There are two main things Vancouverites frequently gripe about these days. Housing affordability is certainly on the top of the list, and this is followed by perceived transportation woes – particularly public transit.
Vancouver consistently ranks as one of the world’s least affordable housing markets, when housing prices are compared to income levels.
But a new global study on commuting shares a different picture on Vancouver’s transit performance.
According to a new report from UK-based Expert Market, commuting in Vancouver is relatively good. Canada’s third largest city ranks 33rd, with metrics that are roughly similar to places like Lisbon, Rome, and Madrid.
In fact, Vancouver is the top Canadian city in the ranking.
Expert Market looked at 74 commuting hotspots in 16 countries and analyzed seven data points, with data provided by the Moovit Public Transport Index. These factors included:
- The metro (regional) population
- Average time spent commuting (minutes)
- Average time spent waiting for a bus or train daily (minutes)
- Average journey distance (km)
- % of commuters who have to make at least one change in a single journey
- Cost of a monthly travel card as a % of monthly income
- Average number of hours spent in congestion over 240 commuting days
Each city was then given a score which determined its worldwide commuting rank.
Vancouver’s overall score was 45.44, with 2.98% spent of income spent on a monthly transit pass, an average transit stop wait time of 13 minutes, an average time of 77 minutes spent travelling to and from work, an average journey distance 0f eight kms, and an average 29 hours spent in congestion.

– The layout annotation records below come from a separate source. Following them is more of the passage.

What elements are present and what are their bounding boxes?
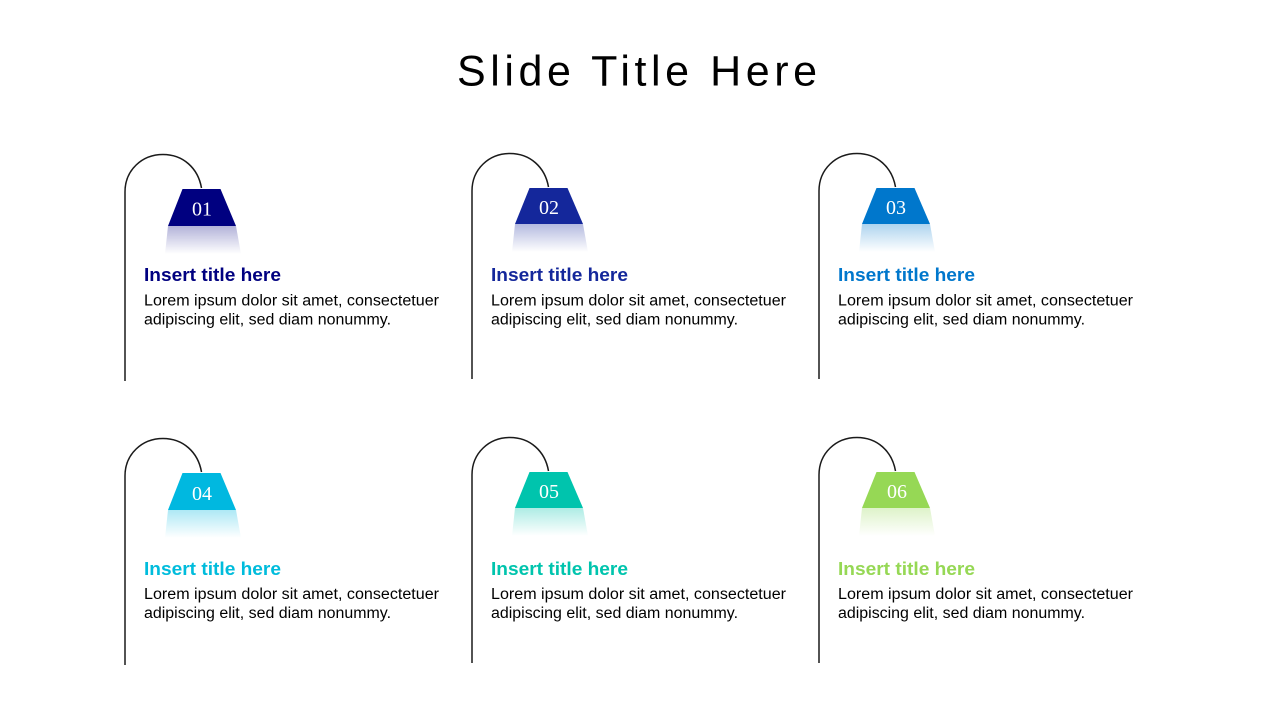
light glow 02 (512, 224, 588, 252)
heading 05: Insert title here (491, 559, 628, 579)
number 06: 06 (887, 481, 907, 503)
number 04: 04 (192, 483, 212, 505)
heading 03: Insert title here (838, 265, 975, 285)
body text 04: Lorem ipsum dolor sit amet, consectetuer (144, 586, 439, 603)
lamp shade 05 (515, 472, 583, 508)
lamp post line 05 (472, 438, 548, 663)
body text 05: adipiscing elit, sed diam nonummy. (491, 605, 738, 622)
body text 01 (144, 292, 439, 328)
panel: item 01 (125, 154, 439, 381)
light glow 06 (859, 508, 935, 536)
lamp shade 06 (862, 472, 930, 508)
body text 03: adipiscing elit, sed diam nonummy. (838, 312, 1085, 328)
lamp shade 01 (168, 189, 236, 226)
heading 06: Insert title here (838, 559, 975, 579)
body text 02 (491, 292, 786, 328)
lamp shade 02 (515, 188, 583, 224)
body text 02: Lorem ipsum dolor sit amet, consectetuer (491, 292, 786, 310)
number 01: 01 (192, 198, 212, 220)
lamp post line 03 (819, 154, 896, 379)
lamp post line 02 (472, 154, 548, 379)
lamp shade 04 (168, 473, 236, 510)
light glow 03 (859, 224, 935, 252)
body text 03: Lorem ipsum dolor sit amet, consectetuer (838, 292, 1133, 310)
panel: item 05 (472, 438, 786, 663)
heading 02: Insert title here (491, 265, 628, 285)
body text 01: adipiscing elit, sed diam nonummy. (144, 312, 391, 328)
body text 01: Lorem ipsum dolor sit amet, consectetuer (144, 292, 439, 310)
number 05: 05 (539, 481, 559, 503)
body text 04: adipiscing elit, sed diam nonummy. (144, 605, 391, 622)
lamp post line 04 (125, 438, 202, 665)
body text 04 (144, 586, 439, 622)
light glow 01 (165, 226, 241, 254)
panel: item 04 (125, 438, 439, 665)
body text 02: adipiscing elit, sed diam nonummy. (491, 312, 738, 328)
light glow 04 (165, 510, 241, 538)
panel: item 06 (819, 438, 1133, 663)
body text 06 (838, 586, 1133, 622)
panel: item 03 (819, 154, 1133, 379)
number 02: 02 (539, 197, 559, 219)
light glow 05 (512, 508, 588, 536)
body text 03 (838, 292, 1133, 328)
number 03: 03 (886, 197, 906, 219)
lamp post line 06 (819, 438, 896, 663)
panel: item 02 (472, 154, 786, 379)
title: Slide Title Here (457, 48, 817, 96)
body text 06: Lorem ipsum dolor sit amet, consectetuer (838, 586, 1133, 603)
lamp post line 01 (125, 154, 202, 381)
body text 05 (491, 586, 786, 622)
body text 05: Lorem ipsum dolor sit amet, consectetuer (491, 586, 786, 603)
body text 06: adipiscing elit, sed diam nonummy. (838, 605, 1085, 622)
heading 01: Insert title here (144, 265, 281, 285)
heading 04: Insert title here (144, 559, 281, 579)
lamp shade 03 (862, 188, 930, 224)
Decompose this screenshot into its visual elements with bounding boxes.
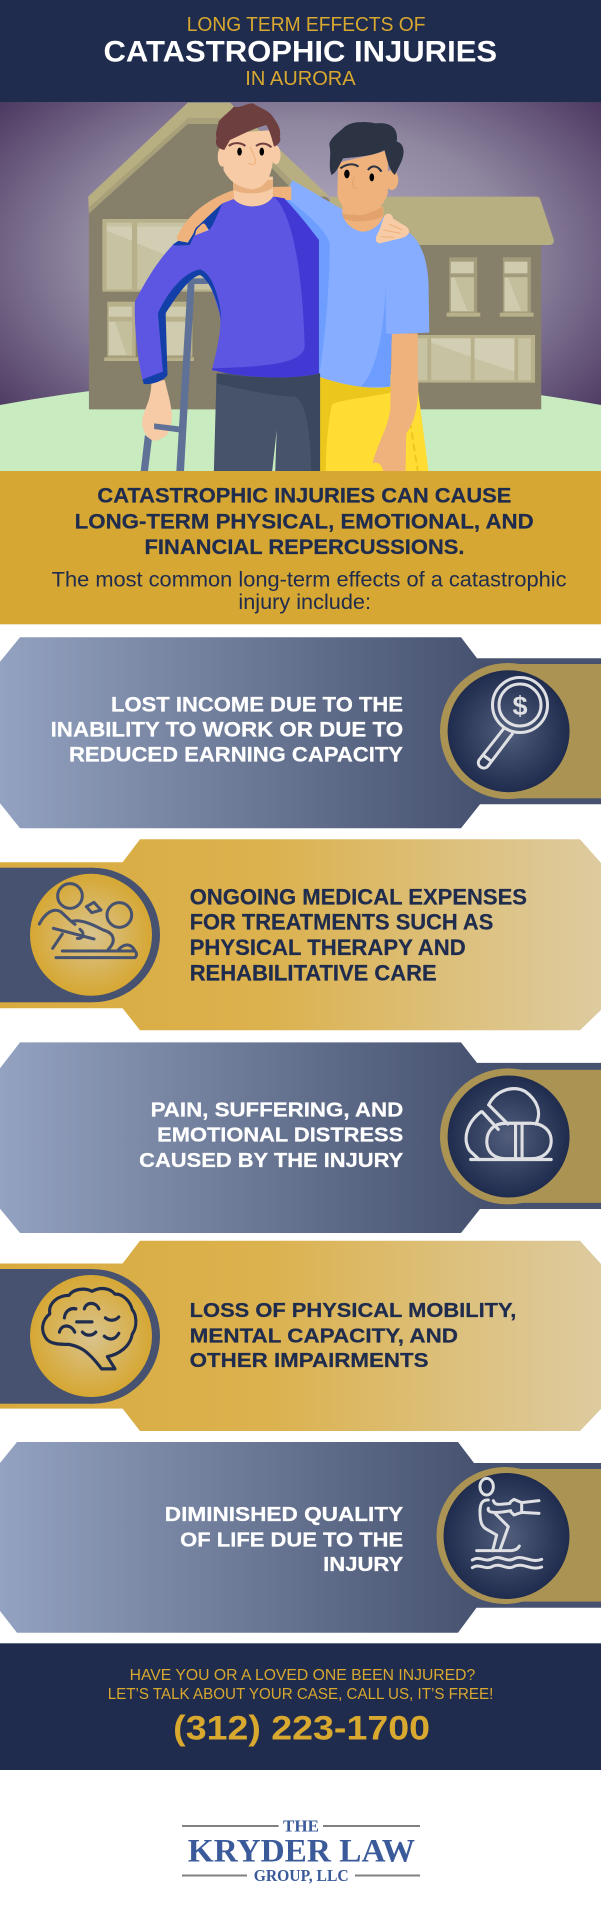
- text: lost income: REDUCED EARNING CAPACITY: [69, 744, 403, 767]
- text: lost income: INABILITY TO WORK OR DUE TO: [51, 719, 403, 742]
- title header: [0, 0, 601, 102]
- gold intro banner: [0, 471, 601, 624]
- gold intro banner: FINANCIAL REPERCUSSIONS.: [144, 535, 464, 559]
- illustration: two friends in front of a house: [0, 102, 601, 472]
- title header: IN AURORA: [245, 67, 356, 90]
- hand on shoulder: [376, 214, 409, 243]
- title header: CATASTROPHIC INJURIES: [104, 36, 497, 68]
- text: loss of mobility: LOSS OF PHYSICAL MOBILITY,: [190, 1300, 516, 1322]
- text: lost income: [51, 694, 403, 767]
- icon: pills: [466, 1089, 551, 1160]
- footer call to action: [0, 1643, 601, 1770]
- gold intro banner: CATASTROPHIC INJURIES CAN CAUSE: [97, 484, 511, 508]
- friend on right: light blue t-shirt and yellow shorts: [284, 122, 429, 471]
- gold intro banner: The most common long-term effects of a catastrophic: [52, 568, 566, 591]
- logo: The Kryder Law Group, LLC: GROUP, LLC: [254, 1866, 349, 1885]
- text: pain and suffering: EMOTIONAL DISTRESS: [157, 1124, 403, 1146]
- panel: quality of life: [0, 1442, 601, 1633]
- title header: LONG TERM EFFECTS OF: [187, 13, 426, 36]
- icon: magnifying glass with dollar: $: [512, 691, 528, 721]
- footer call to action: HAVE YOU OR A LOVED ONE BEEN INJURED?: [130, 1667, 476, 1684]
- footer call to action: (312) 223-1700: [173, 1709, 430, 1747]
- icon: physical therapy: [39, 884, 137, 958]
- text: medical expenses: REHABILITATIVE CARE: [190, 961, 437, 986]
- icon: water skier: [472, 1478, 542, 1568]
- text: quality of life: OF LIFE DUE TO THE: [180, 1530, 403, 1552]
- panel: medical expenses: [0, 839, 601, 1030]
- panel: pain and suffering: [0, 1042, 601, 1233]
- text: pain and suffering: [139, 1100, 404, 1172]
- text: quality of life: DIMINISHED QUALITY: [165, 1504, 404, 1526]
- logo: The Kryder Law Group, LLC: [182, 1817, 420, 1885]
- crutch: [141, 278, 208, 471]
- gold intro banner: injury include:: [238, 591, 371, 614]
- icon: magnifying glass with dollar: [478, 678, 548, 768]
- text: quality of life: [165, 1504, 404, 1576]
- footer call to action: LET’S TALK ABOUT YOUR CASE, CALL US, IT’S FREE!: [108, 1686, 493, 1703]
- text: medical expenses: PHYSICAL THERAPY AND: [190, 935, 466, 960]
- arm around shoulders: [176, 187, 291, 243]
- logo: The Kryder Law Group, LLC: THE: [283, 1817, 319, 1836]
- icon: brain: [43, 1289, 136, 1369]
- text: lost income: LOST INCOME DUE TO THE: [111, 694, 403, 717]
- text: medical expenses: [190, 884, 527, 986]
- text: medical expenses: FOR TREATMENTS SUCH AS: [190, 909, 493, 934]
- text: pain and suffering: PAIN, SUFFERING, AND: [151, 1100, 403, 1122]
- house: [88, 103, 554, 409]
- panel: loss of mobility: [0, 1241, 601, 1431]
- text: medical expenses: ONGOING MEDICAL EXPENSES: [190, 884, 527, 909]
- text: quality of life: INJURY: [323, 1554, 404, 1576]
- text: loss of mobility: OTHER IMPAIRMENTS: [190, 1350, 428, 1372]
- friend on left: purple sweater and slate trousers: [135, 103, 320, 471]
- text: loss of mobility: [190, 1300, 516, 1372]
- logo: The Kryder Law Group, LLC: KRYDER LAW: [188, 1834, 415, 1870]
- panel: lost income: [0, 637, 601, 828]
- gold intro banner: LONG-TERM PHYSICAL, EMOTIONAL, AND: [75, 510, 534, 534]
- text: pain and suffering: CAUSED BY THE INJURY: [139, 1150, 404, 1172]
- text: loss of mobility: MENTAL CAPACITY, AND: [190, 1325, 458, 1347]
- lawn: [0, 377, 601, 471]
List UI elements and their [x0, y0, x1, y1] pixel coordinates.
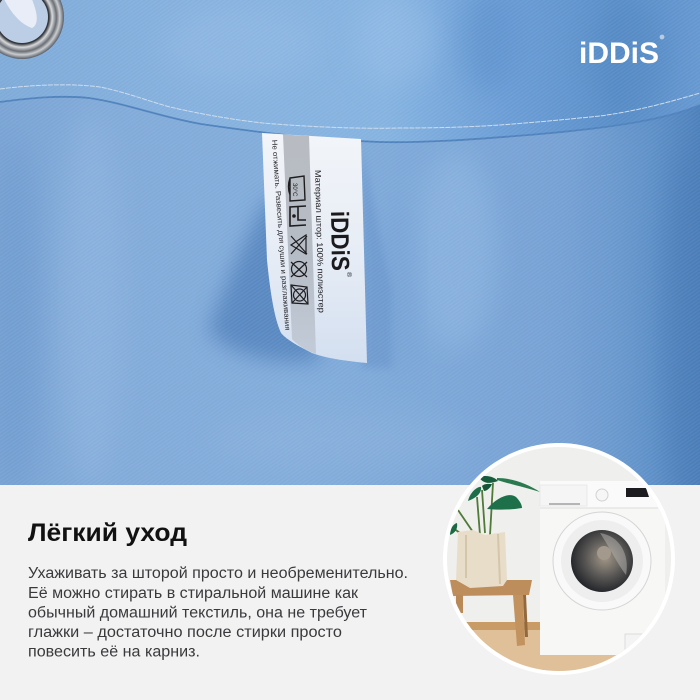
icon: metal curtain grommet with hook [0, 0, 64, 59]
care label [262, 133, 367, 363]
logo: iddis: iDDiS [579, 37, 659, 70]
icon: no bleach [291, 235, 307, 254]
photo circle: washing machine [440, 440, 680, 680]
door ring [553, 512, 651, 610]
canvas bag [456, 530, 507, 588]
icon: no machine dry [291, 285, 308, 304]
body text: повесить её на карниз. [28, 644, 200, 660]
service hatch [625, 634, 642, 650]
label registered mark: ® [345, 272, 353, 278]
wall [447, 447, 671, 622]
label grey strip [283, 134, 316, 354]
door glass [571, 530, 633, 592]
vertical folds of lower curtain [4, 140, 492, 457]
top hem of the curtain [0, 0, 700, 142]
wooden stool [450, 580, 532, 646]
icon: wash 30: 30°C [291, 183, 297, 197]
icon: tumble dry [290, 206, 306, 226]
photo: blue curtain fabric [0, 0, 700, 510]
icon: wash 30 [288, 176, 305, 201]
body text [28, 565, 408, 660]
plant [450, 476, 540, 535]
bottom panel [0, 485, 700, 700]
label material text: Материал штор: 100% полиэстер [313, 170, 327, 313]
display [626, 488, 649, 497]
skirting board [466, 622, 540, 630]
label paper [262, 133, 367, 363]
body text: Её можно стирать в стиральной машине как [28, 585, 358, 602]
body text: Ухаживать за шторой просто и необременительно. [28, 565, 408, 582]
icon: no dry clean [291, 262, 307, 277]
body text: обычный домашний текстиль, она не требует [28, 604, 367, 622]
wooden floor [472, 630, 646, 671]
washing machine body [540, 481, 665, 655]
body text: глажки – достаточно после стирки просто [28, 624, 342, 641]
detergent drawer [540, 485, 587, 506]
label care instructions: Не отжимать. Развесить для сушки и разглаживания [270, 140, 292, 331]
control knob [596, 489, 608, 501]
heading: Лёгкий уход [28, 519, 187, 547]
label brand logo: iDDiS [325, 211, 354, 271]
shadow beneath the care label [208, 150, 392, 368]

As well, 60% of commuters in Vancouver have to make at least one transfer.
In contrast, the metrics for Nice – the best city for commuting with a score of 11.05 – included 1.25% of monthly salary towards their transit pass, which is four times less than commuters in London, and an average commute time of 40 minutes.
The French city also has an average transit stop wait time of 13 minutes, an average journey distance of 6.2 kms, and an average duration of 22 hours trapped in traffic jams.
Other top cities included Cuenca (Ecuador), Bilbao, Toulouse, and Catania.
As for the performance of other Canadian cities, Ottawa was ranked 38th, Montreal was 46th, and Toronto was 69th or the sixth worst city in the world ranking.
People in Toronto spend 6.5% of their monthly income on transit, spend an average of 96 minutes in journey time, and spend 47 hours in congestion. Furthermore, 73% have to transfer between transit services.
The city that placed dead last globally was Rio de Janeiro, with metrics such as 9.4% of their monthly income spent on transit and an average commuting time of 95 minutes.
However, another recent study pegged Vancouver as the worst city to drive in Canada, when factors such as congestion levels, cost of fuel, parking costs, average speeds, air pollution, accidents and fatalities, public transit alternatives, and road quality and the frequency of road rage are considered. In that driver-friendly ranking, Calgary, Montreal, and Toronto beat Vancouver.